Teledensity, or the availability of voice telephone services, is increasing dramatically and has reached 9 percent with 2 million phones added in February ’05 alone. Much of this increase occurred through the addition of mobile phones, which are also capable of data SMS and Multimedia Messaging Services.

Broadband penetration is steadily increasing with wide adoptions like DSL services to the home for Internet access, again leading to a convergence of voice and data services to the home.

From the service providers’ perspective these converged services also require corresponding networks that can support voice and data services seamlessly. With decreasing cost of services, the service provider is driven to reduce both his capital and operational expenditure. At the same time, the customer expects these services to be as robust as the traditional fixed line telephone service with which he is familiar.

Thus, networks delivering these services need to be robust and highly reliable; the typical requirement being an availability or uptime requirement of 99.99 percent.

Technologically there are three key components of the network in the delivery of voice and data services. The first is the “Switching” network that is usually service specific. For example, core routers handle the switching of Internet traffic and exchanges, voice traffic.

Interconnecting these core routers and exchanges/switches is the “Transport” network, which is invariably based on Synchronous Digital Hierarchy technology. SDH retains its pre-eminent position as the sole transport technology for its superior Operations, Administration and Management, fault isolation and performance monitoring capabilities. These networks have high reliability at least five-nines, typically approaching six-nines and support data rates of 2.5 Gbps or 10 Gbps.

These rates can be further aggregated using Dense Wavelength Division Multiplexing technology to 100s of Gbps.

The third component of all networks is the “Access” portion that connects subscribers to exchanges or routers and which will be the focus of the rest of this article. There are two approaches to building access networks. The first is to build two networks: one for voice and TDM services such as leased lines including Ethernet private line services, and the other is data aggregation services such as Internet access. The TDM network is typically a next-generation SDH network that provides native support for Ethernet transport. This is termed the overlay approach since the voice/SDH network is typically pre-existing, and the data aggregation network is added on as separate network.
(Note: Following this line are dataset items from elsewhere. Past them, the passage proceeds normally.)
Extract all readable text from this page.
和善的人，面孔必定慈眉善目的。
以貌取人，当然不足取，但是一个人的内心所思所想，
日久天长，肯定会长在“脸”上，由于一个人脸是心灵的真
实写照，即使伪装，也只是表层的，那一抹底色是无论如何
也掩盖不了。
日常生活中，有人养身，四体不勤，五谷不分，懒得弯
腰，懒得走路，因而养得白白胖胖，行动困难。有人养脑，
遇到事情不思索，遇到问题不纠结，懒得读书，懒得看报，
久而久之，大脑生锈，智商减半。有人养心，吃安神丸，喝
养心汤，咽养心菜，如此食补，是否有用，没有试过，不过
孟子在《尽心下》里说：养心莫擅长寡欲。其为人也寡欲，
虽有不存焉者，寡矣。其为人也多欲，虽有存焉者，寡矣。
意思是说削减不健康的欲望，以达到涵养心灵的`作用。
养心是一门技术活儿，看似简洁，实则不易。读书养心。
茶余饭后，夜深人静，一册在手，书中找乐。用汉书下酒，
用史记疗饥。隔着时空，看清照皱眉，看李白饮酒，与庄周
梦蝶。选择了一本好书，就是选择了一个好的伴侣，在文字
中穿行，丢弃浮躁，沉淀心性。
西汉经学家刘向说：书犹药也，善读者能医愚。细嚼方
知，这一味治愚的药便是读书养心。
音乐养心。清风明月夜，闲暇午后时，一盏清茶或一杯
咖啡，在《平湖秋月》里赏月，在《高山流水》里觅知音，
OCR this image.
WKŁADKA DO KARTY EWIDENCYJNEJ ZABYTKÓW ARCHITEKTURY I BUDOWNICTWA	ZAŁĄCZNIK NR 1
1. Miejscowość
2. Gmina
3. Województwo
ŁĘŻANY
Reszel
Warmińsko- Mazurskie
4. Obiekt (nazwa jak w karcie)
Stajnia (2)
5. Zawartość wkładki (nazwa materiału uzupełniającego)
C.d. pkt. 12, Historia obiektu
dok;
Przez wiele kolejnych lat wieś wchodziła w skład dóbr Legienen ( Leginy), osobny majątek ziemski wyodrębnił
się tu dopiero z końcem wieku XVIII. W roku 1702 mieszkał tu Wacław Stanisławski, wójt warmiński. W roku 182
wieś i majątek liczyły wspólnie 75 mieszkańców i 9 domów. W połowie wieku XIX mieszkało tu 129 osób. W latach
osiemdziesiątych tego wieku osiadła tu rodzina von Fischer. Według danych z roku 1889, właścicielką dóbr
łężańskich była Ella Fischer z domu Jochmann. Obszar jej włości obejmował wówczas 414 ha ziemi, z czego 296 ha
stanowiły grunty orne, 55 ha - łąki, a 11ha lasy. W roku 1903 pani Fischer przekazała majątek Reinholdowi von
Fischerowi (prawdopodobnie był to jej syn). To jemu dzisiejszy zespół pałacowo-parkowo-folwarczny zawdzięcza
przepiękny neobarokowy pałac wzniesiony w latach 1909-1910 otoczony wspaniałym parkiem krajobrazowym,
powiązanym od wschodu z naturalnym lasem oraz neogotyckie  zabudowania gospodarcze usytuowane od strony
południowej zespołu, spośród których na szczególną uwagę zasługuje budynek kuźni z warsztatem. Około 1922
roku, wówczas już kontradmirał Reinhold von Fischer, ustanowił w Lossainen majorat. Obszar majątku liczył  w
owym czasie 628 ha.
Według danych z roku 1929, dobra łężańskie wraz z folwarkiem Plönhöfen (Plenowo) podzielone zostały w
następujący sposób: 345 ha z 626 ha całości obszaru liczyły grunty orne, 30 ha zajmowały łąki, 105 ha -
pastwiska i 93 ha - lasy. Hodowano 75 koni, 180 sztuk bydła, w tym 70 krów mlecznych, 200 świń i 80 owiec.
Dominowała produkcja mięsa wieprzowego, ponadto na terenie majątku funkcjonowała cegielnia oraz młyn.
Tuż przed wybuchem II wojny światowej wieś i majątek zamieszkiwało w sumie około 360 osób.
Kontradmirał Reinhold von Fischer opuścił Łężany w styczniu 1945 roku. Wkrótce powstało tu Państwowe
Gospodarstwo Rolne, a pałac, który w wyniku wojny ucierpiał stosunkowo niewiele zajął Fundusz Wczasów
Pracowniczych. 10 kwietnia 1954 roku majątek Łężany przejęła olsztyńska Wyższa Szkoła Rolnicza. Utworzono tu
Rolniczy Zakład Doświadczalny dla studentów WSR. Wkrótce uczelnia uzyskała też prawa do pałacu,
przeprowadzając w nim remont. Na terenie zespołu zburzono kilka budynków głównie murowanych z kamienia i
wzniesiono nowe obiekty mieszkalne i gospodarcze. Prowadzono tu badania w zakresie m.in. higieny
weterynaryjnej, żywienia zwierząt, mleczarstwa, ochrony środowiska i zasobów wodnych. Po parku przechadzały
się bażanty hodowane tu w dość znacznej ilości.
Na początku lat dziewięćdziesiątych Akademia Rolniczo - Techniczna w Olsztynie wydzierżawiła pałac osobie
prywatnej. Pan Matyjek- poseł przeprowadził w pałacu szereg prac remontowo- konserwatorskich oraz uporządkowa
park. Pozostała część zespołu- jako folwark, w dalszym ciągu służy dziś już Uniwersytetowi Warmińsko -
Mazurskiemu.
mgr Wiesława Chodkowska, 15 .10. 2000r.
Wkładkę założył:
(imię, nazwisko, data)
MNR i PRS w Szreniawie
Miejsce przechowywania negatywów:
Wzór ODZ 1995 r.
In this approach, the data aggregation network runs Ethernet directly on a separate Ethernet-over-fiber and provides Internet access services. This architecture increases both capital expenditure and operation expenditure since two separate networks have to be built, operated and maintained, as illustrated in

Figure 1.
The second approach is more cost-effective and technologically superior to building an overlay network. This would be to build a “Switched-SDH” network or in other words a “Converged” access network. These networks address the varied networks infrastructure prevalent today from Copper and Co-axial Cables (PDH) to Fiber (SDH). This network support packet switching technologies such as Resilient Packet ring, Multi Protocol Label Switching and Layer 2 Virtual Private Networks all targeted towards deploying data services seamlessly. Hence, it reduces capital expenditure by eliminating all the external equipment, which is otherwise required for supporting data services using overlay networks.

Today most service providers have started deploying MPLS backbones in addition to their SDH backbones. New carriers will opt for Switched-SDH for supporting both voice and packet aggregation services, using a single network.

These networks enable traffic multiplexing and have an intelligent common control plane for effective provisioning and control of services. Equipments supporting Switched-SDH incorporate intelligence on the same lines of IP/MPLS routers based on GMPLS (generalized Multi-Protocol Label Switching) standards. Thus, switched SDH combines the strengths of both SDH and IP/MPLS networks: fault resiliency, very high reliability, and extensive OAM features of SDH, with the flexibility and control plane intelligence of IP/MPLS networks.